Let $H$ be a Hilbert space and $T:H\rightarrow H$ be bounded, linear, self-adjoint and unitary. Show that $H=H_+ \oplus H_{-}$, where $H_+ = \{x\in H: T(x)=x\}$ and $H_- = \{x\in H:T(x)=-x\}$.
My attempt:
It is easy to see that $H_+$ is closed, and by general results on projecting onto a complete subspace, $H=H_+\oplus H^\perp_+$. Thus, it suffices to show $H^\perp_+=H_-$.
If $T(x)=-x$ and $y\in H_+$, then $\langle x,y \rangle = \langle Tx,Ty \rangle = \langle -x,y \rangle $, so $\langle x,y \rangle =0$. This shows $H_-\subset H^\perp_+$.
The remaining containment is where I am having difficulty.

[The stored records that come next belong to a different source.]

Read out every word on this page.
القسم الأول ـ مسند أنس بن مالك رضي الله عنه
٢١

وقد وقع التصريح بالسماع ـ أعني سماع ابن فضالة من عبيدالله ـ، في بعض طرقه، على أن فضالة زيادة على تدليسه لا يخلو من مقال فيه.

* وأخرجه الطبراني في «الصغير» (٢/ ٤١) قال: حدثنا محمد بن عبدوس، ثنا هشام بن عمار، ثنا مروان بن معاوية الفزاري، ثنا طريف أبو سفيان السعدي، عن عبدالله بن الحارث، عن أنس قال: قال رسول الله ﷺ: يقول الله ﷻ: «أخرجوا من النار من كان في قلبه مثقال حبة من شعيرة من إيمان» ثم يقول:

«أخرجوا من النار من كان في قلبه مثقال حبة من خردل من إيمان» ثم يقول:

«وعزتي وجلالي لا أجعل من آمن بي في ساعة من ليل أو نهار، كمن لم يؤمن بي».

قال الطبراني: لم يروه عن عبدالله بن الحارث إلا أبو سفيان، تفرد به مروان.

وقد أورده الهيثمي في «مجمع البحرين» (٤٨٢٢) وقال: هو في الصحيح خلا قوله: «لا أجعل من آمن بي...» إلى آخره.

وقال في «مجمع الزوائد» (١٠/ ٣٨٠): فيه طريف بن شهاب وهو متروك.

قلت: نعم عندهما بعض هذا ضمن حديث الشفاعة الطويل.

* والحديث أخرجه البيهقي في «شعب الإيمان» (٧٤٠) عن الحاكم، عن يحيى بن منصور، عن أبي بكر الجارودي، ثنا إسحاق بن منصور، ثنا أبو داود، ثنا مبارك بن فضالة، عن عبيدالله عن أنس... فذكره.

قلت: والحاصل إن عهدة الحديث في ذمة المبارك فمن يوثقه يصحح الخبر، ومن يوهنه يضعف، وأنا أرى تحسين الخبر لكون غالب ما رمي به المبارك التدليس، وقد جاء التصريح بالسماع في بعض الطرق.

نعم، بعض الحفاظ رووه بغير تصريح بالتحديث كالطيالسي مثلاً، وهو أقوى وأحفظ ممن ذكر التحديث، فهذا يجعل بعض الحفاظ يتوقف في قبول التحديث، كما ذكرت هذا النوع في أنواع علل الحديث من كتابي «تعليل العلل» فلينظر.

If we let $x\in H_+^\perp$, so that $\langle x,y \rangle =0$ for all $y\in H_+$, then what remains to be shown is $||T(x)+x||=0$. But this is a challenge.. The closest result I've got was $||T(x)+x||^2 = ||T(x+y)+x||^2$. How should I proceed?
Best Answer
$$ (T-I)(T+I)=T^2-I=T^*T-I=I-I=0. $$ Therefore $$ x = \frac{1}{2}(I-T)x+\frac{1}{2}(I+T)x \\ = x_{-}+x_{+} $$ where $x_{-}=\frac{1}{2}(I-T)x$ and $x_{+}=\frac{1}{2}(I+T)x$ satisfy $$ x=x_{-}+x_{+}, \\ Tx_{-} = -x_{-}, \; Tx_{+}=x_{+}. $$ This is an orthogonal decomposition because $$ \langle (I-T)x,(I+T)y\rangle = \langle (I+T)(I-T)x,y\rangle =0. $$ So $H=H_{+}\oplus H_{-}$ is an orthogonal decomposition where $$ H_{+} = \mathcal{R}(I+T),\;\;\; H_{-}=\mathcal{R}(I-T). $$ $T$ is the identity on $H_+$ and is the negative of the identity on $H_-$.